Brunner's gland adenoma is a rare benign tumour of the duodenum. Less than 200 cases have been reported in the literature. Usually asymptomatic, these lesions rarely manifest as upper gastrointestinal haemorrhage or duodenal obstruction. We report a 40-year-old gentleman who presented with melaena and iron deficiency anaemia. Duodenoscopy revealed a large pedunculated tumour in the duodenal bulb. Due to the huge size, the patient underwent surgical polypectomy through laparotomy and duodenotomy. Histological examination confirmed it to be Brunner's gland adenoma. Endoscopic and radiological features are illustrated along with a literature review of this rare, yet important and easily overlooked cause of gastrointestinal haemorrhage.
Brunner's gland adenoma, Gastrointestinal haemorrhage, Brunneroma
Brunner's gland adenoma also known as Brunneroma, is a harmartoma of the brunner's glands-branched acinotubular glands situated in the submucosa of the first part of duodenum which neutralizes acid chyme by its alkaline secretion. They are usually asymptomatic, found incidentally at endoscopy. Occasionally, they cause gastrointestinal haemorrhage or duodenal obstruction necessitating surgical excision. Endoscopic polypectomy is the treatment of choice, though large size, as in our case may require open surgical polypectomy.
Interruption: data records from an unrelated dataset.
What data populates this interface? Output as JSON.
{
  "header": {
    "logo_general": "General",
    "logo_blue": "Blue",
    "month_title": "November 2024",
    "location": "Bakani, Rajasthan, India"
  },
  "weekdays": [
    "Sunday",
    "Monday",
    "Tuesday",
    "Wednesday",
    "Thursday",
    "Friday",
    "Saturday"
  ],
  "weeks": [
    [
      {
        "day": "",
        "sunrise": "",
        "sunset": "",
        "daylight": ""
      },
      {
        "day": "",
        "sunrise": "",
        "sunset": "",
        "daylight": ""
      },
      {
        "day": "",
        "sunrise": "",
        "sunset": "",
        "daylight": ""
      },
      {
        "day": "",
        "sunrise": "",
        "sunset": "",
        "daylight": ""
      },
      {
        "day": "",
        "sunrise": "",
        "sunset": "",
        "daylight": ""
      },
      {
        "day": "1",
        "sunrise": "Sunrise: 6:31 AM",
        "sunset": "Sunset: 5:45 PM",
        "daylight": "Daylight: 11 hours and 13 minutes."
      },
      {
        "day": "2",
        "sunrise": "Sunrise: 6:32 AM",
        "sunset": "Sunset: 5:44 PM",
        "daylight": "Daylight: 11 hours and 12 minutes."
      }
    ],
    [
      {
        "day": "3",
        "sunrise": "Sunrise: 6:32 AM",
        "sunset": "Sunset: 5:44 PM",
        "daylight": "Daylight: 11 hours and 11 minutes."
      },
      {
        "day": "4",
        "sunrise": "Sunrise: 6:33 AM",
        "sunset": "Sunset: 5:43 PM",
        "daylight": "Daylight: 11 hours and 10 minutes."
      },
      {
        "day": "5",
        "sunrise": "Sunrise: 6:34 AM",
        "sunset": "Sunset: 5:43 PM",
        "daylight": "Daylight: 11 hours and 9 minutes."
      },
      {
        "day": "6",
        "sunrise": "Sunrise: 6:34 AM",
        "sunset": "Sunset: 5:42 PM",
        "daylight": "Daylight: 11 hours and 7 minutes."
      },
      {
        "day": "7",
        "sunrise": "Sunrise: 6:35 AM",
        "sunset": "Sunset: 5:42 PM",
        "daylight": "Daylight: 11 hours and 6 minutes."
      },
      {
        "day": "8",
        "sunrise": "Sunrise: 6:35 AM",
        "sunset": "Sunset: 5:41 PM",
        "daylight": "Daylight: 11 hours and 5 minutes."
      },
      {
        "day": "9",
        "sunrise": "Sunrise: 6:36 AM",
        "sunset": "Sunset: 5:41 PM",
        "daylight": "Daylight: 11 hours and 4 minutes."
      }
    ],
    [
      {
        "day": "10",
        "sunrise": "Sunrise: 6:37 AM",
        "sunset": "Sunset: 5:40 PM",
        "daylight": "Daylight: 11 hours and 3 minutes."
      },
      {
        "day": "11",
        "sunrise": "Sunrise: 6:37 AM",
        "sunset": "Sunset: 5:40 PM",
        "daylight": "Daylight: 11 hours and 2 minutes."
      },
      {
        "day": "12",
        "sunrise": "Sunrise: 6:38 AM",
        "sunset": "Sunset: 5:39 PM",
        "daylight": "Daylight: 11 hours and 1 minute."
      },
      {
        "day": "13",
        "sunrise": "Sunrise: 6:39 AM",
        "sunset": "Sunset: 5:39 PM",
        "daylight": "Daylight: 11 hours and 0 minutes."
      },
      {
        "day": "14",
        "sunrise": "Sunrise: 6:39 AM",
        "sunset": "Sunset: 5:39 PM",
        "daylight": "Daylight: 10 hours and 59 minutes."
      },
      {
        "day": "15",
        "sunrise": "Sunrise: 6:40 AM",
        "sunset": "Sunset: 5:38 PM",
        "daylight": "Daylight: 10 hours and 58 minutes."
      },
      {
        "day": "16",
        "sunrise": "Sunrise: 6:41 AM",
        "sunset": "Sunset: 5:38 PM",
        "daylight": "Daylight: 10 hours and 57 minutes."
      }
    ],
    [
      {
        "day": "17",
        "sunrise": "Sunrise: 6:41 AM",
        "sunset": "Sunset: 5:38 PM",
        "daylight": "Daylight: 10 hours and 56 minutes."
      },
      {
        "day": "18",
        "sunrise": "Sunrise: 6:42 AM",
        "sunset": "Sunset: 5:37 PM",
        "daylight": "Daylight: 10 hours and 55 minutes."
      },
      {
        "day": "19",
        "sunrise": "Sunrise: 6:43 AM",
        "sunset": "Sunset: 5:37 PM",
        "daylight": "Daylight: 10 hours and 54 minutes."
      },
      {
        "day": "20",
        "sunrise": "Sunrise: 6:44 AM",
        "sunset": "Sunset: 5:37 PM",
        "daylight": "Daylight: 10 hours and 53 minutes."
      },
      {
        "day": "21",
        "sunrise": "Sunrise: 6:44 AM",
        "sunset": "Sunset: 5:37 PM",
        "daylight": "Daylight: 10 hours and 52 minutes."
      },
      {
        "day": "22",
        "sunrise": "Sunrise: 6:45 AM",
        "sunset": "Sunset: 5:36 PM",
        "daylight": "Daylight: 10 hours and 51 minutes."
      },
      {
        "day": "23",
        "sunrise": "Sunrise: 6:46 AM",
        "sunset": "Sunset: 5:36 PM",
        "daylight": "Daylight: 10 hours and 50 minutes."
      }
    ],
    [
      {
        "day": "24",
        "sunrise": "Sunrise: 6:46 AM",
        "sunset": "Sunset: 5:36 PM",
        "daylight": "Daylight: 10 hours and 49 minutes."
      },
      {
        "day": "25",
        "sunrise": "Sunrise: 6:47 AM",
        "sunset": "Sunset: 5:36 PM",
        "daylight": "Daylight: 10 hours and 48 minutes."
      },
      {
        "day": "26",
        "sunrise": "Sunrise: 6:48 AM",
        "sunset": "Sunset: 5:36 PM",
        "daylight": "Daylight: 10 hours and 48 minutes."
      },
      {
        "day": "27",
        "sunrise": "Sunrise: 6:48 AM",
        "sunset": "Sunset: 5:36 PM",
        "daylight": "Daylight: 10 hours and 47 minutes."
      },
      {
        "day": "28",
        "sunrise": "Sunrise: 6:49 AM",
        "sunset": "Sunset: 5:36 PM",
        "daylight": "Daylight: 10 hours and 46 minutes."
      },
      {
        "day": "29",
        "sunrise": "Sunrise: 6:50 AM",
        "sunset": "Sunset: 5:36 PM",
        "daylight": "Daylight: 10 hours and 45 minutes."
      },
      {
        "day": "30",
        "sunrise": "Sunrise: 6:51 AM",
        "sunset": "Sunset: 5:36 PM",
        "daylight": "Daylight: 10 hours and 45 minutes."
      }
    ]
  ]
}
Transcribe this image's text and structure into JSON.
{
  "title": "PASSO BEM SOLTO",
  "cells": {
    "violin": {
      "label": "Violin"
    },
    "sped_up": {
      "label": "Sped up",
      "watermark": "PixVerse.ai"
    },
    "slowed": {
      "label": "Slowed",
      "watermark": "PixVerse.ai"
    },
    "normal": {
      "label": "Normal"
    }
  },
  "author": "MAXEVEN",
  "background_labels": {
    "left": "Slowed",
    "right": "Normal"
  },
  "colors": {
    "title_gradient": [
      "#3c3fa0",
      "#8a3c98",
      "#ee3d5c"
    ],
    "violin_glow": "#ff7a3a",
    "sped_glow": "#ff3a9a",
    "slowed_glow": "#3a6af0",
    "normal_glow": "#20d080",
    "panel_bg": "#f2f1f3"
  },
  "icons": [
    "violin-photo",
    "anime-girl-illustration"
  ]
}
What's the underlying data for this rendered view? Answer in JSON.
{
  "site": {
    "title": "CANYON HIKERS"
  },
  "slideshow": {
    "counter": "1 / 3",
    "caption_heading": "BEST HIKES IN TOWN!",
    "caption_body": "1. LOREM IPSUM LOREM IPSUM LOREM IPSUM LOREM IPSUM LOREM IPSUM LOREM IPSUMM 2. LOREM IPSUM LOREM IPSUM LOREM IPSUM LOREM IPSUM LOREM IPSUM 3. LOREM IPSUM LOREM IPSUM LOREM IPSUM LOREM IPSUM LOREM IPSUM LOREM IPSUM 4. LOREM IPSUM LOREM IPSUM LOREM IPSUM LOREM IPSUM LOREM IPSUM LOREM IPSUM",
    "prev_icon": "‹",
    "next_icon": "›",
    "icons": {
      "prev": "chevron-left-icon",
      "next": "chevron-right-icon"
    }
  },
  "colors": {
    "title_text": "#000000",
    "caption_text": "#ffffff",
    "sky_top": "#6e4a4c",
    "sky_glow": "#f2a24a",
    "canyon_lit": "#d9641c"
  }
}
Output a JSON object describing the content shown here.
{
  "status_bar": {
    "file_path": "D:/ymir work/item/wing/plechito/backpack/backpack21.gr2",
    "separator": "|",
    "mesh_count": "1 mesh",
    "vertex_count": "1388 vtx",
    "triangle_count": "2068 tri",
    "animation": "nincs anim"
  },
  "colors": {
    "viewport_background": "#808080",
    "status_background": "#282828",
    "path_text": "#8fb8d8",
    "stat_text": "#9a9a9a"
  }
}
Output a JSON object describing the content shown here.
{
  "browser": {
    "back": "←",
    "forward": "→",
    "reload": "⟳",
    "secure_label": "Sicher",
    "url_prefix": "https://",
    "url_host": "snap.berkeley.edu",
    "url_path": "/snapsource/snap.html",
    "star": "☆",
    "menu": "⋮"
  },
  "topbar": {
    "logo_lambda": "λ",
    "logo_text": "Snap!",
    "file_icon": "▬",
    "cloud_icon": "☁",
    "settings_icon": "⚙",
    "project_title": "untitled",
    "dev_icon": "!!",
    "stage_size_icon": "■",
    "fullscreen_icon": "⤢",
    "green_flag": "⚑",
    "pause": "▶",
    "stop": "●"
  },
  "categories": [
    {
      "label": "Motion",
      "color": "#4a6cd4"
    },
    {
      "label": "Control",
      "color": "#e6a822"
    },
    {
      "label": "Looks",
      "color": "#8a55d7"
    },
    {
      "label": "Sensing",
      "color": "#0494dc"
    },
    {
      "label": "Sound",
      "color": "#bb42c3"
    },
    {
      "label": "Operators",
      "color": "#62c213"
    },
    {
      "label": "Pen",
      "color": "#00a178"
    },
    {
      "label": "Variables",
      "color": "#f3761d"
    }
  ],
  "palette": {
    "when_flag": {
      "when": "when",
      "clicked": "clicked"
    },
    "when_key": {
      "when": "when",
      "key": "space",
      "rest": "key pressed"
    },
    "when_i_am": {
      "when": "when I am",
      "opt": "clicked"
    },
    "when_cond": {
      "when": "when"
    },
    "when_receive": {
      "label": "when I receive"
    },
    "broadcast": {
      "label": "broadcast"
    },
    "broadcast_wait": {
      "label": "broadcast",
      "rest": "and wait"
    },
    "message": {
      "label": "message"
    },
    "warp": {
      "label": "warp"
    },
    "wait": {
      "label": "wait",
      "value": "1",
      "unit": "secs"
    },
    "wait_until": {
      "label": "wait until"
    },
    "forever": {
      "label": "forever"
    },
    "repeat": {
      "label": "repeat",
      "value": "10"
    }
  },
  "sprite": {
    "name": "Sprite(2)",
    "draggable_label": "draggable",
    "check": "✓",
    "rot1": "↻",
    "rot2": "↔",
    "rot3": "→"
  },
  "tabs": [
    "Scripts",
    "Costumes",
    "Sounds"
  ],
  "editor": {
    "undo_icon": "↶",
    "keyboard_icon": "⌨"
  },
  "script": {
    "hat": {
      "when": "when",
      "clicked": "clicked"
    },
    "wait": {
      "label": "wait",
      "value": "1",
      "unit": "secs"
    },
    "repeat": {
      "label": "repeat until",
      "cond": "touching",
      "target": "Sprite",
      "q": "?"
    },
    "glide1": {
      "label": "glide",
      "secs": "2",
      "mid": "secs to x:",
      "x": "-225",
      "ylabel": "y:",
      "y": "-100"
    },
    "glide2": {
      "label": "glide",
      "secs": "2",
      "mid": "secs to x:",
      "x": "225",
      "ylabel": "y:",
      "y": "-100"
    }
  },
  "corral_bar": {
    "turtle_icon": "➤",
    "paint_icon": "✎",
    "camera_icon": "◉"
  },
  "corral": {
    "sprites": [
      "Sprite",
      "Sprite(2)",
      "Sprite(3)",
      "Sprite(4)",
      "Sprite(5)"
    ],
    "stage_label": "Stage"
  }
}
A forty-year-old male presented with 2-3 episodes of malaena of few days duration. There was no associated significant past medical history. Clinical examination was normal, apart from pallor. Routine blood investigations revealed Hb of 8.0 gm/dl and ferritin level of 2.0. Upper gastrointestinal endoscopy revealed a smooth polypoidal tumour arising in the duodenal bulb (Figure 1), biopsies of which was reported as normal. Small bowel meal revealed a smooth polypoidal filling defect in the first part of duodenum (Figure 2).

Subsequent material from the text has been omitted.